The digital ad market is recovering after a few (very) bad years driven by Apple's privacy protections and other changing browser tech, the ubiquity of ad-blockers, and ever-evolving regulation.
But even with a good quarter for Meta and Alphabet's ad revenue growth — and with digital audio ads on a particularly strong trajectory — once-viable models are starting to look all but obsolete. Most users skip video ads. Cookies are out (at least in California). Generative AI search could hit online publishers with 20% to 60% traffic declines and billions in lost ad sales, according to AdWeek's sources.
Where does that leave your marketing budget?
One possible avenue might be making the old new again. B2C companies have increased traditional advertising spend by double digits in recent years. With price-per-click way up, old-school ad formats — print, TV and radio — all offer more bang for your ad buck, Ebiquity found.
That improved ROI reflects a population that's craving tangibility post-COVID, as we've seen from the return of shopping malls, along with record stores and bookshops. With 94% of Americans commuting to work again, transit advertising increased in 2023, according to the Out of Home Advertising Association of America.
"When brands hit the subway, we see desired KPIs rise, from brand awareness — which is huge for small/medium businesses — to website traffic, discount code redemption, sales, and even social sharing," says Elizabeth Rave, VP of Marketing at Outfront Media. She adds, "OOH also drives 7X more social activations, per ad dollar spent, than any other media … and is rated the most trustworthy medium by the younger generations (millennials and Gen Z)."
So, does OOH work better for some brands or industries than others?
"For the small-to-medium players, transit ads make sense two ways: they are multilocation — fast casual does well — or they are a 501(c)(3) mission-based organization that can benefit from building out a public partnership," explains Sean Swensen, CEO of Momentum Strategy Growth Consulting and a veteran of the out-of-home ad space.
(Swensen cautions that takeovers of an entire station — usually the highest-tier transit offering — are "really only going to be cost-effective for the big business trying to do something very specific.")
It doesn't hurt that municipalities nationwide usually offer price breaks to local businesses.
In New York City, the subway acts as a rolling billboard for hordes of residents and tourists. "Regional advertisers … want to reach the MTA's millions of daily transit riders but have modest budgets, and appreciate the value and cost-effectiveness of the MTA Away co-branded programs," Metropolitan Transportation Authority spokesperson Kayla Shults says.
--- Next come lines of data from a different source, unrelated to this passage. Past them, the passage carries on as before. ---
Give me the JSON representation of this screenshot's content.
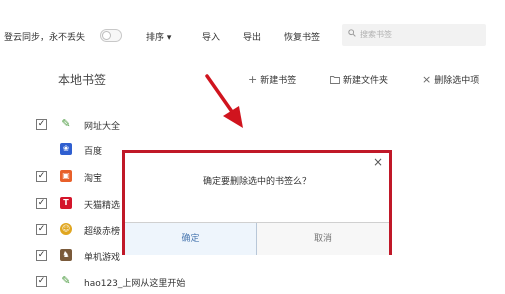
{
  "toolbar": {
    "sync_label": "登云同步，永不丢失",
    "sort_label": "排序",
    "import_label": "导入",
    "export_label": "导出",
    "restore_label": "恢复书签",
    "search_placeholder": "搜索书签",
    "sort_arrow": "▾",
    "sync_enabled": false
  },
  "section": {
    "title": "本地书签",
    "new_bookmark_label": "新建书签",
    "new_folder_label": "新建文件夹",
    "delete_selected_label": "删除选中项"
  },
  "bookmarks": [
    {
      "label": "网址大全",
      "checked": true,
      "icon": "pen-icon",
      "color": "#4a9a3e"
    },
    {
      "label": "百度",
      "checked": false,
      "icon": "paw-icon",
      "color": "#2f5fd0"
    },
    {
      "label": "淘宝",
      "checked": true,
      "icon": "taobao-icon",
      "color": "#e8602a"
    },
    {
      "label": "天猫精选",
      "checked": true,
      "icon": "tmall-icon",
      "color": "#d4152b"
    },
    {
      "label": "超级赤榜",
      "checked": true,
      "icon": "smile-icon",
      "color": "#e0a620"
    },
    {
      "label": "单机游戏",
      "checked": true,
      "icon": "game-icon",
      "color": "#7a5a3a"
    },
    {
      "label": "hao123_上网从这里开始",
      "checked": true,
      "icon": "hao123-icon",
      "color": "#4a9a3e"
    }
  ],
  "dialog": {
    "message": "确定要删除选中的书签么？",
    "confirm_label": "确定",
    "cancel_label": "取消",
    "close_glyph": "×",
    "border_color": "#c01828"
  },
  "annotation": {
    "arrow_color": "#d0141e"
  }
}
Adds Rave of Outfront, "Public transportation is also the lifeblood of the city, making it the perfect canvas for any homegrown brand — founded in that city, colleges, restaurants, etc. … This allows brands and businesses an opportunity to speak the language and nuances of the community in which they are reaching."
Digital advertising is here to stay despite its recent troubles; you can't count out a $600 billion industry. Still, analog ads cut through the constant din of digital noise, instantly grounding your brand in the real world — which, as it turns out, is where people kinda want to be right now.